Didn’t Larry Summers, a veteran of several Democratic administrations, get some serious blowback when he, newly installed as president of Harvard University, called out certain professors for inflating student grades?


Still, schools are moving further away from standards. Walk into any high school professional development and you won’t hear discussion about what skills students will need for an uncertain future or about specific competencies that students are struggling to master. Instead, there is a parade of new strategies to make learning effortless. 


So, we need academic standards, fair standards, ones that cast judgment on student performance. And yet, our therapy culture holds that it is bad to judge, and therefore, many educators inflate grades in order not to be overly judgmental.

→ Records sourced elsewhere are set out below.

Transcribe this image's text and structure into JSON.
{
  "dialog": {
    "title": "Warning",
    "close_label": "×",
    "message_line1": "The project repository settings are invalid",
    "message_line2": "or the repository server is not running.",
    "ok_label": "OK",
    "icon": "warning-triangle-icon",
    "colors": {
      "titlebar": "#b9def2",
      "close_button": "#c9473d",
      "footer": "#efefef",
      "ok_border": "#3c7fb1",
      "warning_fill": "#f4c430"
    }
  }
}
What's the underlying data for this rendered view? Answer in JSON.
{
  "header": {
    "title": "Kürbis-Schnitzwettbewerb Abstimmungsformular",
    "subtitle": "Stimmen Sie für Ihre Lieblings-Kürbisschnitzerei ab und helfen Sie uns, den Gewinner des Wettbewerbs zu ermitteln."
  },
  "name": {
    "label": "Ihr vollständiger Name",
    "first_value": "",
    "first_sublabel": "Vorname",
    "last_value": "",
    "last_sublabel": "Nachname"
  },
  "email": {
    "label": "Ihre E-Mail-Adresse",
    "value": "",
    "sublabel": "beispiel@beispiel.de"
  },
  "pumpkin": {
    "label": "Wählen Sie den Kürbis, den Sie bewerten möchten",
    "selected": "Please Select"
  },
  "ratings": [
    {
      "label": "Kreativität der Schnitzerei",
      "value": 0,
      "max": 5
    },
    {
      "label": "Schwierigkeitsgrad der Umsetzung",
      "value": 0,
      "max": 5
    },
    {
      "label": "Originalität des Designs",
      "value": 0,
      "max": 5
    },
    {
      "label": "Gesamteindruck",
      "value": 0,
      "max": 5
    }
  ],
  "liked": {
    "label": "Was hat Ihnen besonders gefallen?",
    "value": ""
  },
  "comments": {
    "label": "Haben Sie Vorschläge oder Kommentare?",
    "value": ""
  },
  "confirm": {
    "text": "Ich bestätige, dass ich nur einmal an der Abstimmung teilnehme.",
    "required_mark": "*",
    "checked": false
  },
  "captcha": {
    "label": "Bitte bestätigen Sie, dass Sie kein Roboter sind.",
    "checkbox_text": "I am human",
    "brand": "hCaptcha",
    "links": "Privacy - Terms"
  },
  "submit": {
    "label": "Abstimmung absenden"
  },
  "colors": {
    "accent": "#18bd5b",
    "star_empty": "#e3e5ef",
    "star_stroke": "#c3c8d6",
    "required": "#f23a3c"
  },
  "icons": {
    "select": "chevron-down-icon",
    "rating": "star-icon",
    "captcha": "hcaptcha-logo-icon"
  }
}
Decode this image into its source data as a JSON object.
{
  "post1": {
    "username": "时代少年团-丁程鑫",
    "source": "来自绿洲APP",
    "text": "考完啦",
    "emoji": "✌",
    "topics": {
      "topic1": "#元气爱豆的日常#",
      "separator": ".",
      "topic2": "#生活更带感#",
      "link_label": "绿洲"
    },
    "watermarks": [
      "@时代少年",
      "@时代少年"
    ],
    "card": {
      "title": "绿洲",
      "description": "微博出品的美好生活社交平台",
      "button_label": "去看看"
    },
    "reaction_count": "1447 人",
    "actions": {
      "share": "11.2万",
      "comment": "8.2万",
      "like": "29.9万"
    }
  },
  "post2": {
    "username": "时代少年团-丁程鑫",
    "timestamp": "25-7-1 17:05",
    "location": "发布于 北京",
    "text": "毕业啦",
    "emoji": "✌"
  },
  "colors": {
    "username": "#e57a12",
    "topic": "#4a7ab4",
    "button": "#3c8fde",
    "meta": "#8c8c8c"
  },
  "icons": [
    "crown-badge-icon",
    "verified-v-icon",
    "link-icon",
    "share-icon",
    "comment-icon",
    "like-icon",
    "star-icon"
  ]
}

Still, if you want to improve public education the place to start is by enforcing standards. We can debate what should be learned, how it should be taught, when, with how many breaks, or what the environment should look like, but when the grades stop reflecting mastery, the entire operation becomes performative. Grading becomes less meaningful. Teachers play the role of thermostat, cooling off grades as soon as they detect too many are in “hot water.” As a teacher of 20 years recently vented, “Just tell me what you want the grades to look like. I can make the breakdown whatever you like.”


Evidently, children who cannot do arithmetic are not going to be prepared for the jobs of the high tech future. In truth, they will only be prepared to break into shops and to steal luxury goods-- and then, of course, to burn the stores down:


Thus, education devolves into a lot of activity for the sake of activity, with little recognition for what skills truly matter or for the ability of education to improve lives. The same has happened with standardized testing. When improving education becomes a priority, states roll out some new testing regime. The test is supposed to better assess how well students are learning, but the grading criteria are manipulated so that it is very difficult to see how well students have actually learned.


When grades are distorted, they stop delivering feedback that would help teachers to accurately assess what was learned, students to accurately determine how well they are learning and prompt greater effort, and the entire system to adapt to the needs of students. This is especially the case among low-achieving students who are often passed through high school without developing the ability to write intelligible emails or to do basic addition. I’m constantly amazed by how many high-school athletes I train who simply cannot add weight totals in their head.


Trotter offers his solution to this problem:


Assign grades based exclusively on academic performance—the quality of the writing, the accuracy of the math equation, the understanding of the historical themes. Grade everything for mastery, alone, and consider it a breach of ethics to do otherwise. Most students would work far harder, learn far more, and come to enjoy it. They’d invest enough to cultivate more rewarding interests and become better citizens. Some would not rise to the occasion and would be left behind. But that is already happening.


So many students sit in algebra classes, lacking a grasp of basic arithmetic. We put students in positions where we know they won’t learn anything and, in the process, make a mockery of the entire system. What’s worse, this refusal to engage with reality precludes better adaptations—technical skill routes, reality-based community support initiatives, and focused remediation for those motivated to bridge gaps.


It makes a lot of sense. It is perfectly obvious if you think about it. Unfortunately, the culture is moving in precisely the opposite direction. Good luck, America.